Unfortunately, in environments with potentially hundreds or thousands of virtual machines with numerous people making changes, it’s impossible for one IT professional to keep tabs on what everyone else is doing. Management tasks are spread out among teams and physical locations. To help with change tracking, some organizations use a basic workflow system or protocol. For example, every time someone wants to make a change, he or she must submit a form. And junior staff members may need signatures and approvals from senior staff members before being allowed to make a change. This is inefficient, to put it mildly, as well as time-consuming.

But sometimes even these processes fly out the window when the system is down or administrators are dealing with a crisis. Occasionally, changes go undocumented entirely. In very large organizations, there can be as many as 10,000 virtual machines — often spread throughout production, QA and development environments. This many VMs can generate a lot of change events, and any one of them could potentially cause a problem for a mission-critical application or a virtual machine hosting such an app.

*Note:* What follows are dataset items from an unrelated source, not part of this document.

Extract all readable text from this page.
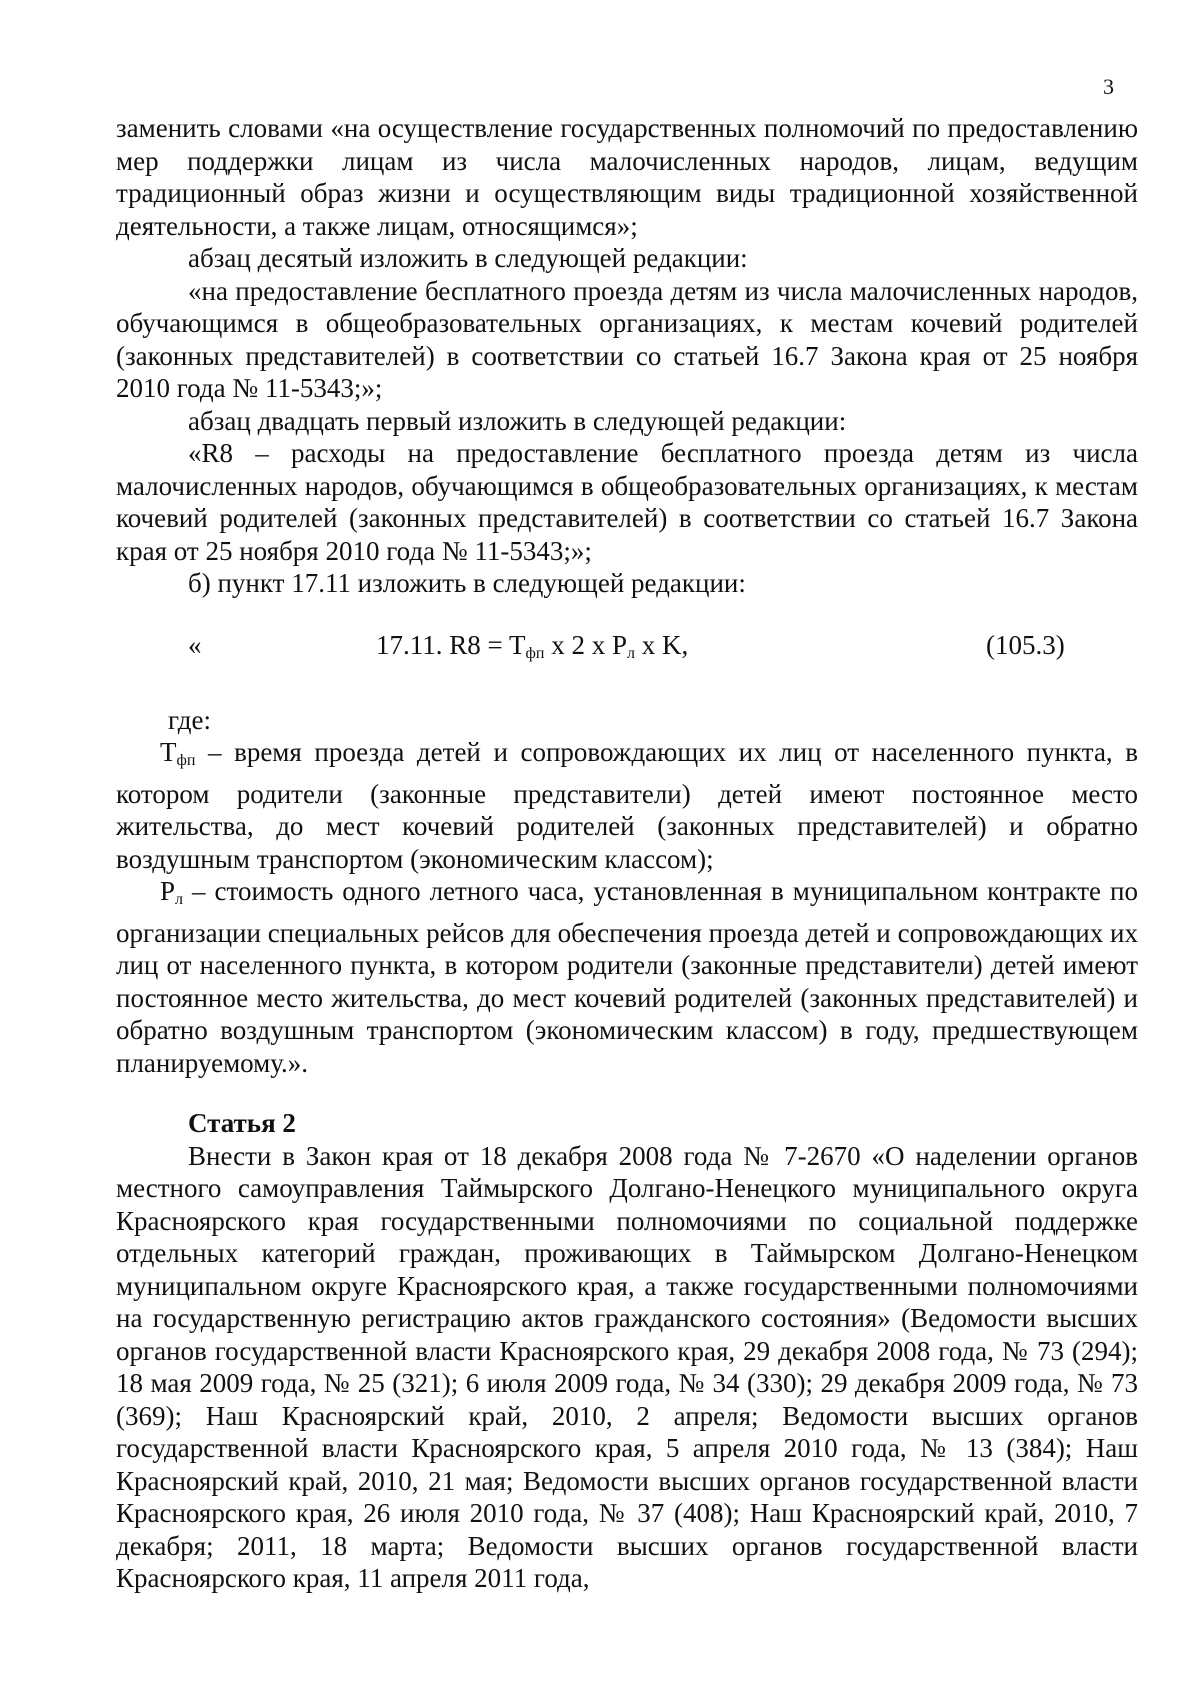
3

заменить словами «на осуществление государственных полномочий по предоставлению мер поддержки лицам из числа малочисленных народов, лицам, ведущим традиционный образ жизни и осуществляющим виды традиционной хозяйственной деятельности, а также лицам, относящимся»;

абзац десятый изложить в следующей редакции:

«на предоставление бесплатного проезда детям из числа малочисленных народов, обучающимся в общеобразовательных организациях, к местам кочевий родителей (законных представителей) в соответствии со статьей 16.7 Закона края от 25 ноября 2010 года № 11-5343;»;

абзац двадцать первый изложить в следующей редакции:

«R8 – расходы на предоставление бесплатного проезда детям из числа малочисленных народов, обучающимся в общеобразовательных организациях, к местам кочевий родителей (законных представителей) в соответствии со статьей 16.7 Закона края от 25 ноября 2010 года № 11-5343;»;

б) пункт 17.11 изложить в следующей редакции:

«	17.11. $R8 = T_{фп}$ x 2 x $P_л$ x K,	(105.3)

где:

$T_{фп}$ – время проезда детей и сопровождающих их лиц от населенного пункта, в котором родители (законные представители) детей имеют постоянное место жительства, до мест кочевий родителей (законных представителей) и обратно воздушным транспортом (экономическим классом);

$P_л$ – стоимость одного летного часа, установленная в муниципальном контракте по организации специальных рейсов для обеспечения проезда детей и сопровождающих их лиц от населенного пункта, в котором родители (законные представители) детей имеют постоянное место жительства, до мест кочевий родителей (законных представителей) и обратно воздушным транспортом (экономическим классом) в году, предшествующем планируемому.».

Статья 2

Внести в Закон края от 18 декабря 2008 года № 7-2670 «О наделении органов местного самоуправления Таймырского Долгано-Ненецкого муниципального округа Красноярского края государственными полномочиями по социальной поддержке отдельных категорий граждан, проживающих в Таймырском Долгано-Ненецком муниципальном округе Красноярского края, а также государственными полномочиями на государственную регистрацию актов гражданского состояния» (Ведомости высших органов государственной власти Красноярского края, 29 декабря 2008 года, № 73 (294); 18 мая 2009 года, № 25 (321); 6 июля 2009 года, № 34 (330); 29 декабря 2009 года, № 73 (369); Наш Красноярский край, 2010, 2 апреля; Ведомости высших органов государственной власти Красноярского края, 5 апреля 2010 года, № 13 (384); Наш Красноярский край, 2010, 21 мая; Ведомости высших органов государственной власти Красноярского края, 26 июля 2010 года, № 37 (408); Наш Красноярский край, 2010, 7 декабря; 2011, 18 марта; Ведомости высших органов государственной власти Красноярского края, 11 апреля 2011 года,
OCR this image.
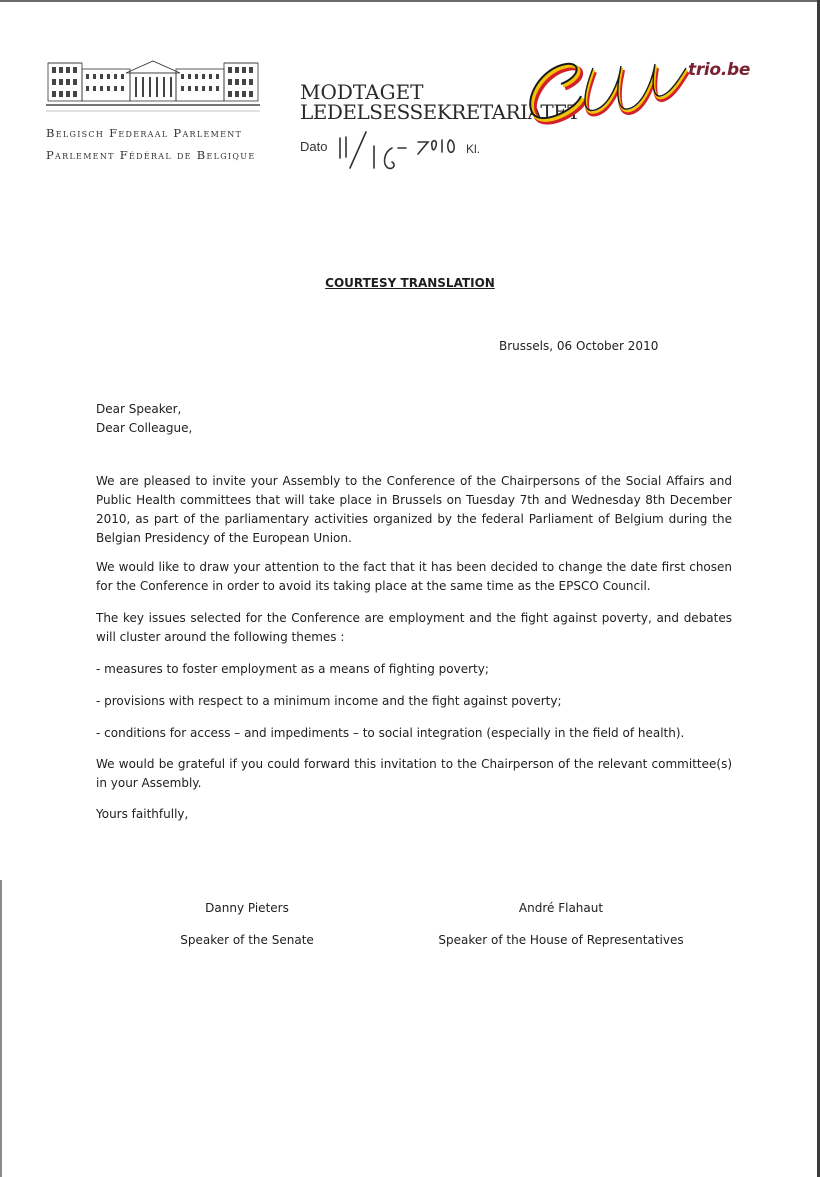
Belgisch Federaal Parlement
Parlement Fédéral de Belgique
MODTAGET
LEDELSESSEKRETARIATET
Dato	Kl.
trio.be
COURTESY TRANSLATION
Brussels, 06 October 2010
Dear Speaker,
Dear Colleague,
We are pleased to invite your Assembly to the Conference of the Chairpersons of the Social Affairs and Public Health committees that will take place in Brussels on Tuesday 7th and Wednesday 8th December 2010, as part of the parliamentary activities organized by the federal Parliament of Belgium during the Belgian Presidency of the European Union.
We would like to draw your attention to the fact that it has been decided to change the date first chosen for the Conference in order to avoid its taking place at the same time as the EPSCO Council.
The key issues selected for the Conference are employment and the fight against poverty, and debates will cluster around the following themes :
- measures to foster employment as a means of fighting poverty;
- provisions with respect to a minimum income and the fight against poverty;
- conditions for access – and impediments – to social integration (especially in the field of health).
We would be grateful if you could forward this invitation to the Chairperson of the relevant committee(s) in your Assembly.
Yours faithfully,
Danny Pieters	André Flahaut
Speaker of the Senate	Speaker of the House of Representatives
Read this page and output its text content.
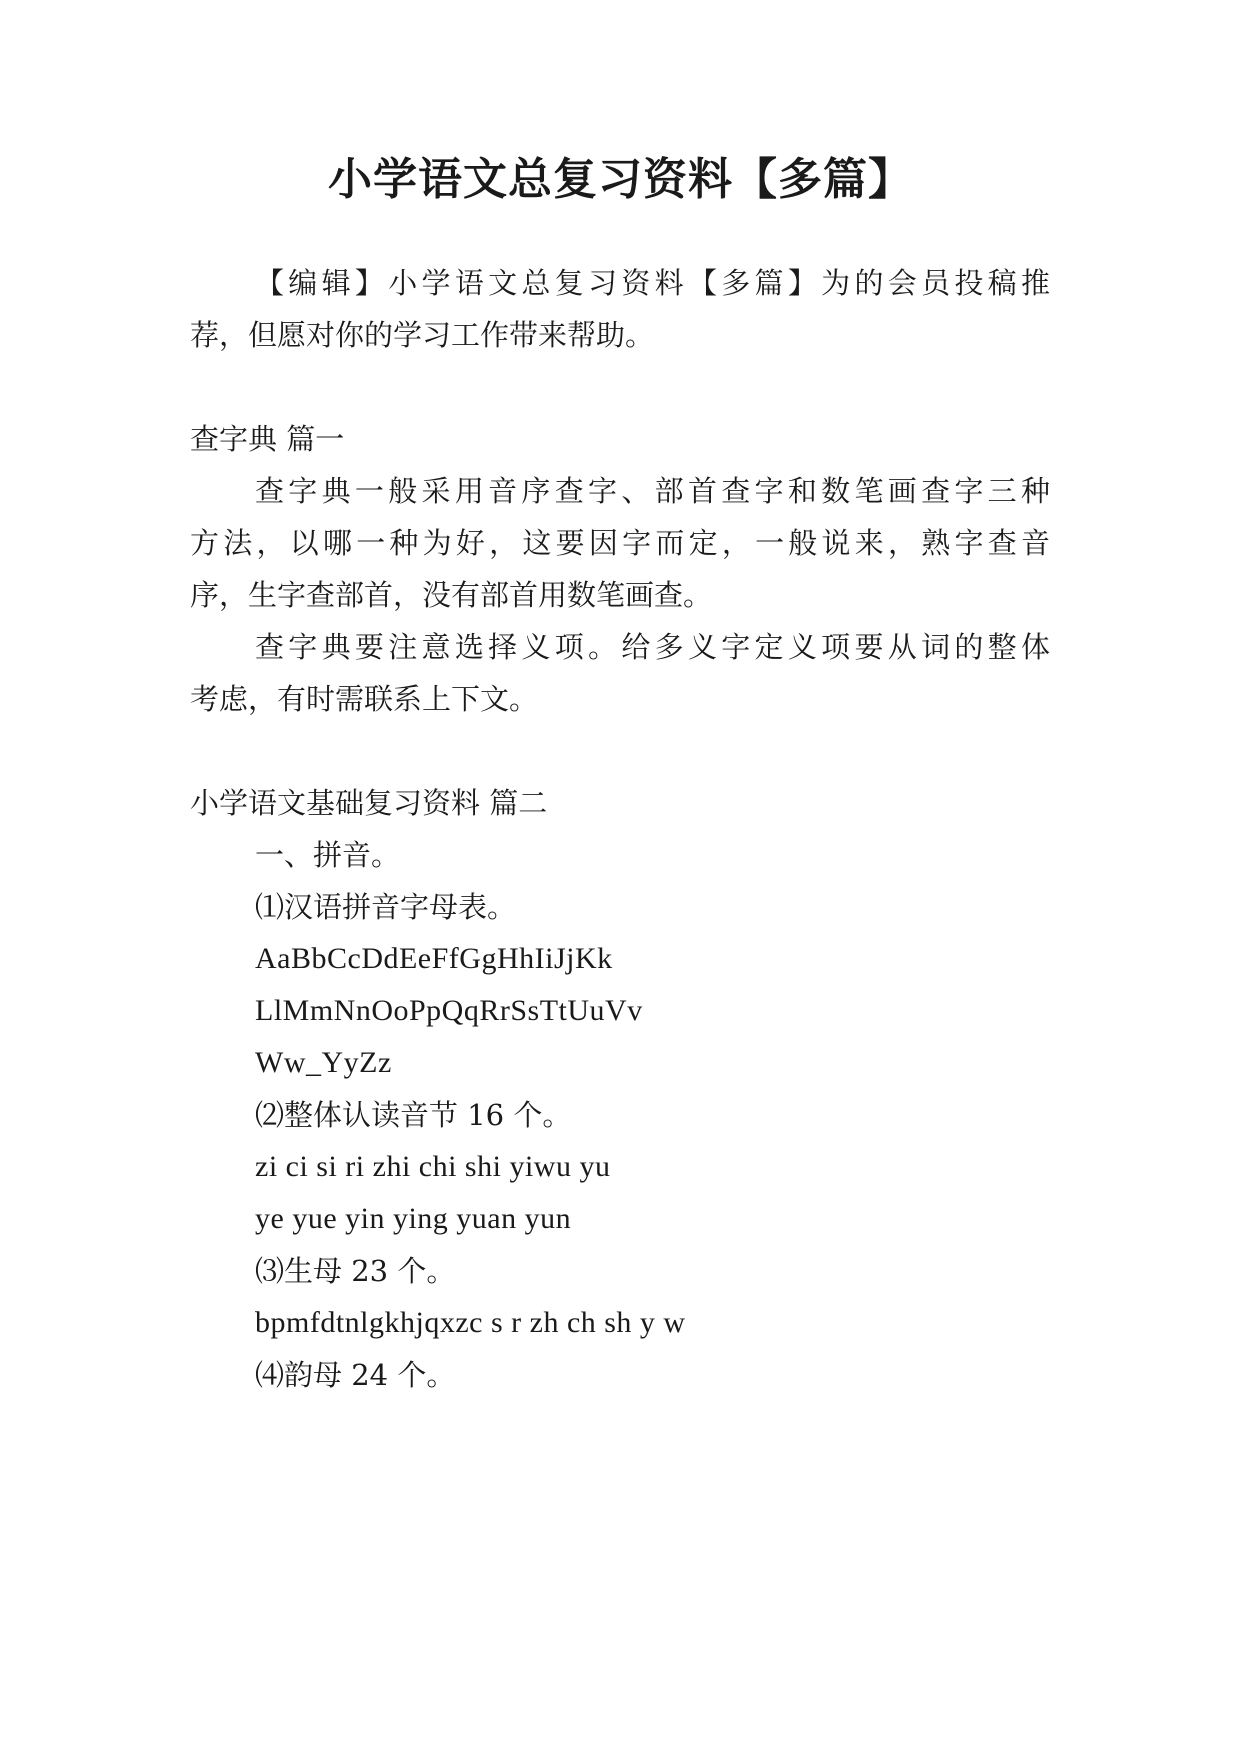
小学语文总复习资料【多篇】
【编辑】小学语文总复习资料【多篇】为的会员投稿推
荐，但愿对你的学习工作带来帮助。
查字典 篇一
查字典一般采用音序查字、部首查字和数笔画查字三种
方法，以哪一种为好，这要因字而定，一般说来，熟字查音
序，生字查部首，没有部首用数笔画查。
查字典要注意选择义项。给多义字定义项要从词的整体
考虑，有时需联系上下文。
小学语文基础复习资料 篇二
一、拼音。
⑴汉语拼音字母表。
AaBbCcDdEeFfGgHhIiJjKk
LlMmNnOoPpQqRrSsTtUuVv
Ww_YyZz
⑵整体认读音节 16 个。
zi ci si ri zhi chi shi yiwu yu
ye yue yin ying yuan yun
⑶生母 23 个。
bpmfdtnlgkhjqxzc s r zh ch sh y w
⑷韵母 24 个。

Enterprise-level organizations need more than just the typical virtual center or a manual way of keeping track of changes. Changes to objects are obvious, but changes to other virtual elements — such as reservations, limits and shares — can have a huge impact too. Certain technologies are designed specifically to streamline the change management process in virtual environments, enabling IT managers to keep tabs on changes much more easily.

Getting ahead of the change management game begins with understanding what is changing so you can support business continuity under any circumstance. But instead of simply reacting when a change produces a negative result, what if you could anticipate the impact of changes to your virtual environment — in other words, be proactive, not reactive?

Achieving predictive business continuity means understanding the impact that changes have throughout your virtual environment, when to take action to fix problems and how to be proactive to prevent future issues.